[Python-Dev] Support of UTF-16 and UTF-32 source encodings

Sun Nov 15 10:17:49 EST 2015

I'm approaching this from the premise that we would like to avoid 
needless surprises for users not versed in text encoding. I did a simple 
experiment with notepad on Windows 7 as if a naïve user. If I write the 
one-line program:

print("Hello world.") # by Jeff

It runs, no surprise.

We may legitimately encounter Unicode in string literals and comments. 
If I write:

print("j't'kif Anaïs!") # par Hervé

and try to save it, notepad tells me this file "contains characters in 
Unicode format which will be lost if you save this as an ANSI encoded 
text file." To keep the Unicode information I should cancel and choose a 
Unicode option. In the "Save as" dialogue the default encoding is ANSI. 
The second option "Unicode" is clearly right as the warning said 
"Unicode" 3 times and I don't know what big-endian or UTF-8 mean. Good 
that worked.
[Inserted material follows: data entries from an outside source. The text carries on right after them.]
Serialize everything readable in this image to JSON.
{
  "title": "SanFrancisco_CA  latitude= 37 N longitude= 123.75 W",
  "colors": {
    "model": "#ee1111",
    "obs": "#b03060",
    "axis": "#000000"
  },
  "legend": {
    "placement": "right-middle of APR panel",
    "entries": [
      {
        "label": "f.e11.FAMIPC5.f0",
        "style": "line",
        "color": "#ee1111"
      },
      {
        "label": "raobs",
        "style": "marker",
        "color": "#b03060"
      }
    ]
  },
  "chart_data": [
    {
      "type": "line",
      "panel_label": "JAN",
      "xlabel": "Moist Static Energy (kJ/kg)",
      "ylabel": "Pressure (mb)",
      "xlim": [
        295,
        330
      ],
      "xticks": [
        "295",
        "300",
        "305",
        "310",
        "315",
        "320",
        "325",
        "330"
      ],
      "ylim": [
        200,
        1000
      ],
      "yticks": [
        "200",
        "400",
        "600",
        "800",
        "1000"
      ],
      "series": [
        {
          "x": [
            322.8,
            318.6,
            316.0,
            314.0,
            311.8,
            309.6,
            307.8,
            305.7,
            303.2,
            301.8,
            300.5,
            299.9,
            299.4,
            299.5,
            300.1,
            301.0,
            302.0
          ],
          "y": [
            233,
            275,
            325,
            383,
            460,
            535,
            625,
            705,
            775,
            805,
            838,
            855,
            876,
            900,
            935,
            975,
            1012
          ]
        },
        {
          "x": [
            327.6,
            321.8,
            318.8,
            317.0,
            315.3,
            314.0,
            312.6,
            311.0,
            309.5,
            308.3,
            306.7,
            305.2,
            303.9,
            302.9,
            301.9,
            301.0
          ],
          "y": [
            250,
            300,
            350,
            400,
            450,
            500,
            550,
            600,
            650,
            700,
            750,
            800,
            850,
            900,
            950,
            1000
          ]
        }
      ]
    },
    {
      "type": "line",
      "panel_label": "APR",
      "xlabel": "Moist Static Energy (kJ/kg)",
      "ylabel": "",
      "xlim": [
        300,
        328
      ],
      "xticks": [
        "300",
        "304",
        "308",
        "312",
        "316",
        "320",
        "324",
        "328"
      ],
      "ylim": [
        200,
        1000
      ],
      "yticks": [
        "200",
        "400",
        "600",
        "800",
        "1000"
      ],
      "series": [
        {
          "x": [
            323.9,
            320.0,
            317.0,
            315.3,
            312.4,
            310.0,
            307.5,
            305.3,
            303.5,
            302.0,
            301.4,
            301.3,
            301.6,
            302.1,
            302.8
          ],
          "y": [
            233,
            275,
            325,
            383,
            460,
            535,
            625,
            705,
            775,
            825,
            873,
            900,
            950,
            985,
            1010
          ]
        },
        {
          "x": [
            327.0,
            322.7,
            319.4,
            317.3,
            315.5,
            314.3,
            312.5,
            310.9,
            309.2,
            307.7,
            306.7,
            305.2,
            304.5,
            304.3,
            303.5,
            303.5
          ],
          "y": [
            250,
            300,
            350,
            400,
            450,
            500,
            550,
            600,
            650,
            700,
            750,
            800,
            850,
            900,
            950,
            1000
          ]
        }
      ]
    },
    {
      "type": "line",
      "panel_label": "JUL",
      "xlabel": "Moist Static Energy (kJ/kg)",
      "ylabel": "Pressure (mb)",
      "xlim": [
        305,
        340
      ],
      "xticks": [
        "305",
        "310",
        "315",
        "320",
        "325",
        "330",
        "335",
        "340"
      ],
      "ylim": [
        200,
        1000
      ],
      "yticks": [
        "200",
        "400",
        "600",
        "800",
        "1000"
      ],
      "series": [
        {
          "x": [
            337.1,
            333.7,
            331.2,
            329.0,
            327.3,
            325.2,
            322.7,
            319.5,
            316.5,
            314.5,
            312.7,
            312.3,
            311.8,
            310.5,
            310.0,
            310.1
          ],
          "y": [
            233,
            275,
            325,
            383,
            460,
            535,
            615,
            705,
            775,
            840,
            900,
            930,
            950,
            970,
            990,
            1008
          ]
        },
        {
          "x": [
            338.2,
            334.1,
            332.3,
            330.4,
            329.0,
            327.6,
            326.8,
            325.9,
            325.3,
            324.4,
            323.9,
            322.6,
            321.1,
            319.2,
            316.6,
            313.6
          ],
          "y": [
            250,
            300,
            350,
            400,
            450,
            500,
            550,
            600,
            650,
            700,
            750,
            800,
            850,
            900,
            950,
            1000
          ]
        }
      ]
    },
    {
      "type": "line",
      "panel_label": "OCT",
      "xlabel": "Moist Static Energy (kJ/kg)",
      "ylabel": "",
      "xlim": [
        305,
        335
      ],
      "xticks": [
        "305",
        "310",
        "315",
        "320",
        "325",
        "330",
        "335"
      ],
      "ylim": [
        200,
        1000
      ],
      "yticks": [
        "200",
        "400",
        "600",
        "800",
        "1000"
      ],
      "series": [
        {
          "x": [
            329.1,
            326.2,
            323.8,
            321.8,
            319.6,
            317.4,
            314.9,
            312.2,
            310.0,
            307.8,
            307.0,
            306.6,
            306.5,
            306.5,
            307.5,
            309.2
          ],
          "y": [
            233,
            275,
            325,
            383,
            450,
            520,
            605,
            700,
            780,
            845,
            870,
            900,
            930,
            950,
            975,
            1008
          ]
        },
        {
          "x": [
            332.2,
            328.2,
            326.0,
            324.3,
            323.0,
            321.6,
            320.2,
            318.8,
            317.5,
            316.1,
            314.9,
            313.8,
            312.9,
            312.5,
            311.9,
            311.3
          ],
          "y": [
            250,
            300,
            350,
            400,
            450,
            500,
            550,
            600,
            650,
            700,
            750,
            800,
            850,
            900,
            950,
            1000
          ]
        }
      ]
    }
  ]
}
Closed and opened it looks exactly as I typed it.

But the bytes I actually wrote on disk consist of a BOM and UTF-16-LE. 
And running it I get:
   File "bonjour.py", line 1
SyntaxError: Non-UTF-8 code starting with '\xff' in file bonjour.py on 
line 1, but no encoding declared; see 
http://python.org/dev/peps/pep-0263/ for details

If I take the hint here and save as UTF-8, then it works, including 
printing the accent. Inspection of the bytes shows it starts with a 
UTF-8 BOM.

In Jython I get the same results (choking on UTF-16), but saved as 
UTF-8, it works. I just have to make sure that's a Unicode constant if I 
want it to print correctly, as we're at 2.7. Jython has a checkered past 
with encodings, but tries to do exactly the same as CPython 2.7.x.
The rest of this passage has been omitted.